Secukinumab is available in three doses: 75 mg (in pre-filled syringe), 150 and 300 mg in pre-filled syringe and recently pre-filled pen, all administered subcutaneously (Figure 1). One of the main disadvantages of secukinumab for children is the route of admission. Subcutaneous injections can be not well tolerated due to needle phobia which is common in pediatric population. However, it is possible to use various techniques that reduce discomfort and anxiety during the injection, such as diverting the child’s attention or application of cold compresses.31,69 Recently available pre-filled pens may reduce this disadvantage significantly.

Figure 1 Administration of secukinumab algorithm.

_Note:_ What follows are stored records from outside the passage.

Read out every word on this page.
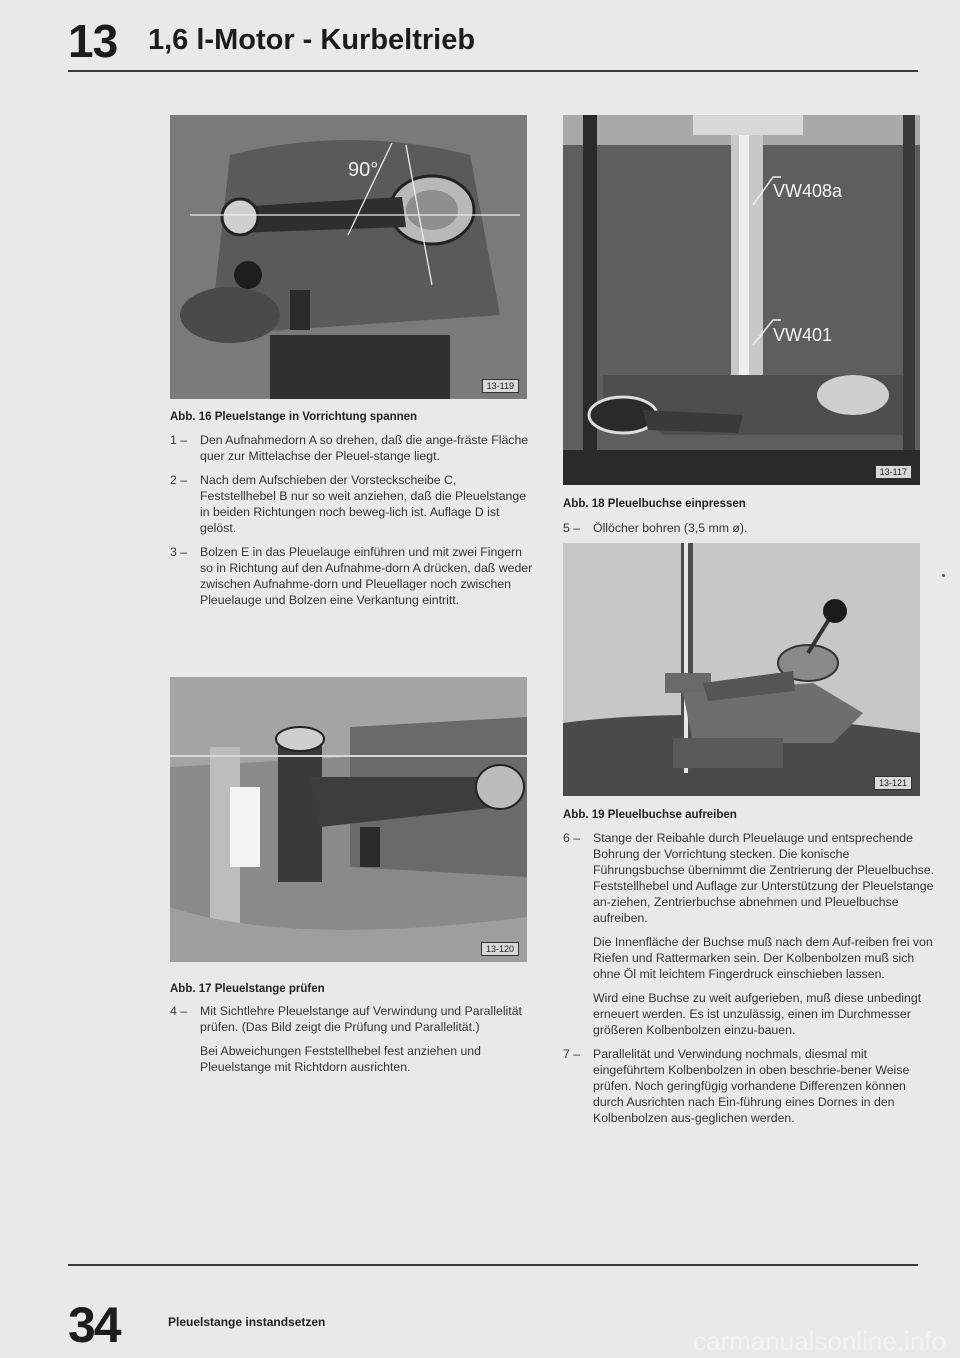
13 1,6 l-Motor - Kurbeltrieb
90°
13-119
Abb. 16 Pleuelstange in Vorrichtung spannen
1 – Den Aufnahmedorn A so drehen, daß die ange-fräste Fläche quer zur Mittelachse der Pleuel-stange liegt.
2 – Nach dem Aufschieben der Vorsteckscheibe C, Feststellhebel B nur so weit anziehen, daß die Pleuelstange in beiden Richtungen noch beweg-lich ist. Auflage D ist gelöst.
3 – Bolzen E in das Pleuelauge einführen und mit zwei Fingern so in Richtung auf den Aufnahme-dorn A drücken, daß weder zwischen Aufnahme-dorn und Pleuellager noch zwischen Pleuelauge und Bolzen eine Verkantung eintritt.
13-120
Abb. 17 Pleuelstange prüfen
4 – Mit Sichtlehre Pleuelstange auf Verwindung und Parallelität prüfen. (Das Bild zeigt die Prüfung und Parallelität.)
Bei Abweichungen Feststellhebel fest anziehen und Pleuelstange mit Richtdorn ausrichten.
VW408a
VW401
13-117
Abb. 18 Pleuelbuchse einpressen
5 – Öllöcher bohren (3,5 mm ø).
13-121
Abb. 19 Pleuelbuchse aufreiben
6 – Stange der Reibahle durch Pleuelauge und entsprechende Bohrung der Vorrichtung stecken. Die konische Führungsbuchse übernimmt die Zentrierung der Pleuelbuchse. Feststellhebel und Auflage zur Unterstützung der Pleuelstange an-ziehen, Zentrierbuchse abnehmen und Pleuelbuchse aufreiben.
Die Innenfläche der Buchse muß nach dem Auf-reiben frei von Riefen und Rattermarken sein. Der Kolbenbolzen muß sich ohne Öl mit leichtem Fingerdruck einschieben lassen.
Wird eine Buchse zu weit aufgerieben, muß diese unbedingt erneuert werden. Es ist unzulässig, einen im Durchmesser größeren Kolbenbolzen einzu-bauen.
7 – Parallelität und Verwindung nochmals, diesmal mit eingeführtem Kolbenbolzen in oben beschrie-bener Weise prüfen. Noch geringfügig vorhandene Differenzen können durch Ausrichten nach Ein-führung eines Dornes in den Kolbenbolzen aus-geglichen werden.
34	Pleuelstange instandsetzen
carmanualsonline.info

As mentioned before, major factors in the acceptability of medications are their price, availability, and route of administration. Secukinumab is not reimbursed in many countries and facilities that provide this medication are limited. In the USA, requirement for administration of biologics by payers is insufficient response to the conventional treatment despite lack of on-label indications, limited efficacy and safety data.70 Sometimes, the insurance cover of newer biologics is denied, even with registration for pediatric patients.71 In Poland, secukinumab for children with psoriasis can be provided free of charge only through an emergency access to medications pathway where acceptance criteria are very strict, and require fulfillment of several conditions.

Conclusion

Considering possible complications of chronic inflammation and comorbidities of PsO, it is crucial to start an effective treatment as soon as it is possible. Secukinumab was proved to be safe and effective medication in pediatric patients with psoriasis. Clinical trials and case studies show that it is a highly effective drug with a rapid and sustained clinical response. Also, relatively infrequent administration of the drug may increase acceptability for children. However, it is worth remembering that patients can develop infections and other side effects that rarely, but potentially can have profound consequences. Individualized and holistic medical care ongoing with close monitoring, as well as good contact between doctors and parents or legal guardians of patients, can help in safe treatment with secukinumab.

Funding

This research was funded by statutory activity no. 503/5-064-04/503-01 (Medical University of Lodz).

Disclosure

Joanna Narbutt is a speaker and/or advisor for: AbbVie, Almirall, Bausch Health, Bayer, Eli Lilly, Janssen, Mylan, Novartis, Polpharma, Pfizer, Sandoz, Sanofi and UCB. Michał Niedźwiedź declares that he has no competing interests. Aleksandra Lesiak is a speaker and/or advisor for: AbbVie, Almirall, Bausch Health, Bayer, Eli Lilly, Janssen, Mylan, Novartis, Polpharma, Pfizer, Sandoz, Sanofi and UCB. Justyna Ceryn declares that she has no competing interests. Małgorzata Skibińska is a speaker and/or advisor for: AbbVie, Eli Lilly, Mylan, Novartis, Polpharma and Sanofi.